The gist of the content was that we, as HR professionals, are well-served when we realize how pop culture/”Hollywood” shapes the world of work, influence, organizational change and the entire HR agenda. Why is this important? Because human resources practitioners tend to become singularly focused on legislative or economic activities but fail (big time fail) to consider how OTHER factors impact the world of work.

So I discussed the need for constant environmental scanning (via the PESTEL model) and reminded my HR comrades to pay particular attention to pop culture – movies, music, literature, art, politics, design, fashion, consumer trends and even slang and memes – because those are the things that signal shifting or emerging ideas, perspective and attitudes.

Six years ago, signals could be easily picked up regarding things like gig work and the evolving definition of “family” and savvy HR leaders, even those in fly-over country, were picking up on the swiftly rolling tide.

Another trend I discussed was the rise of what I call “look at me (me! me! me!)” culture which was, admittedly, somewhat in its infancy circa 2015 when examples I refenced included the “discovery” of Justin Bieber and how Kim Kardashian and Paris Hilton were launched into the influencer-sphere via their sex tapes.  While we had been living with reality TV for some time by then this was well before the omnipresence of Instagram influencers making serious bank by giving make-up tips or grifters of every stripe “monetizing” their YouTube channels by spewing crackpot conspiracy theories.

Yet, even then, we could see the rise of the concept that “everyone” can be a star.  

And in those somewhat-innocent days, the exhortation was for HR practitioners to take advantage of this shift. We began, in earnest, to plead with HR to think of how their employees could be evangelists and brand ambassadors. We promoted having a plan for employees to widely share company-branded content or job openings via their personal social media channels.

Oh sure – the rise of micro-celebrities led us down some dark paths as restaurant employees posted videos of themselves bathing in the kitchen sink. And every now and again there would be a clip or tweet posted by someone of a bit more nefarious nature that prefaced a somewhat-public termination from employment.

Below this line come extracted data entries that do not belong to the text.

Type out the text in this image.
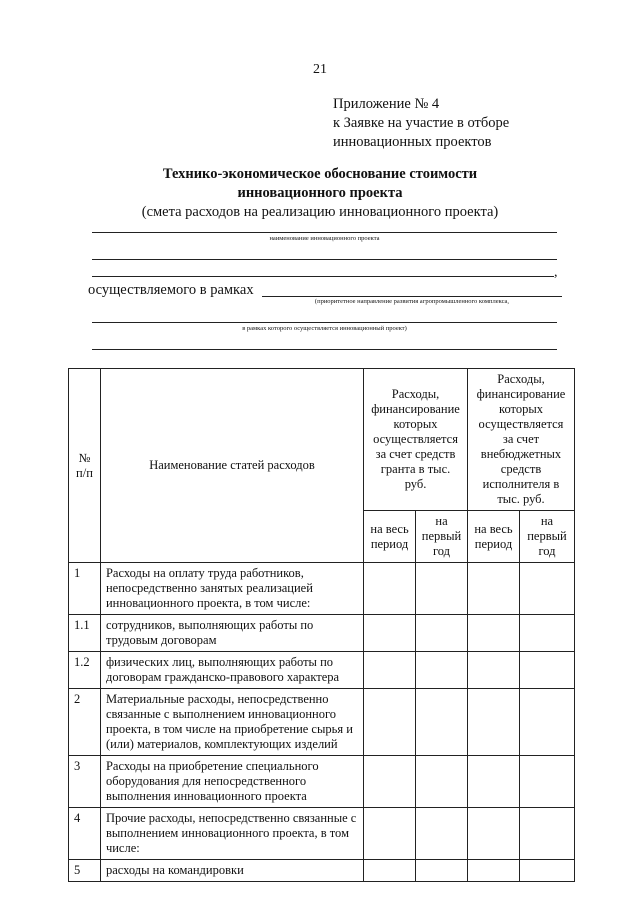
21
Приложение № 4
к Заявке на участие в отборе
инновационных проектов
Технико-экономическое обоснование стоимости
инновационного проекта
(смета расходов на реализацию инновационного проекта)
наименование инновационного проекта
,
осуществляемого в рамках
(приоритетное направление развития агропромышленного комплекса,
в рамках которого осуществляется инновационный проект)
№ п/п	Наименование статей расходов	Расходы, финансирование которых осуществляется за счет средств гранта в тыс. руб.		Расходы, финансирование которых осуществляется за счет внебюджетных средств исполнителя в тыс. руб.	
		на весь период	на первый год	на весь период	на первый год
1	Расходы на оплату труда работников, непосредственно занятых реализацией инновационного проекта, в том числе:				
1.1	сотрудников, выполняющих работы по трудовым договорам				
1.2	физических лиц, выполняющих работы по договорам гражданско-правового характера				
2	Материальные расходы, непосредственно связанные с выполнением инновационного проекта, в том числе на приобретение сырья и (или) материалов, комплектующих изделий				
3	Расходы на приобретение специального оборудования для непосредственного выполнения инновационного проекта				
4	Прочие расходы, непосредственно связанные с выполнением инновационного проекта, в том числе:				
5	расходы на командировки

And for the last few weeks, as we’ve been inundated with a tsunami of self-posted pictures and videos of Americans surging at the US Capital, it became abundantly clear that FAR TOO MANY PEOPLE believe that EVERYONE ELSE wants to listen to/see their shit.  

We’ve moved well beyond duck-faced Instagram selfies and masturbatory humble-bragging on LinkedIn. We’ve surpassed the desire of seemingly everyone to start a podcast. It’s more than just one rando employee – and TikTok star!!! – posting paint-mixing videos.

I’m not surprised at all.

But if everyone is a self-appointed celebrity in 2021…who’s in the audience?  

*****

image: “All right Mr. Demille. I’m ready for my close-up.”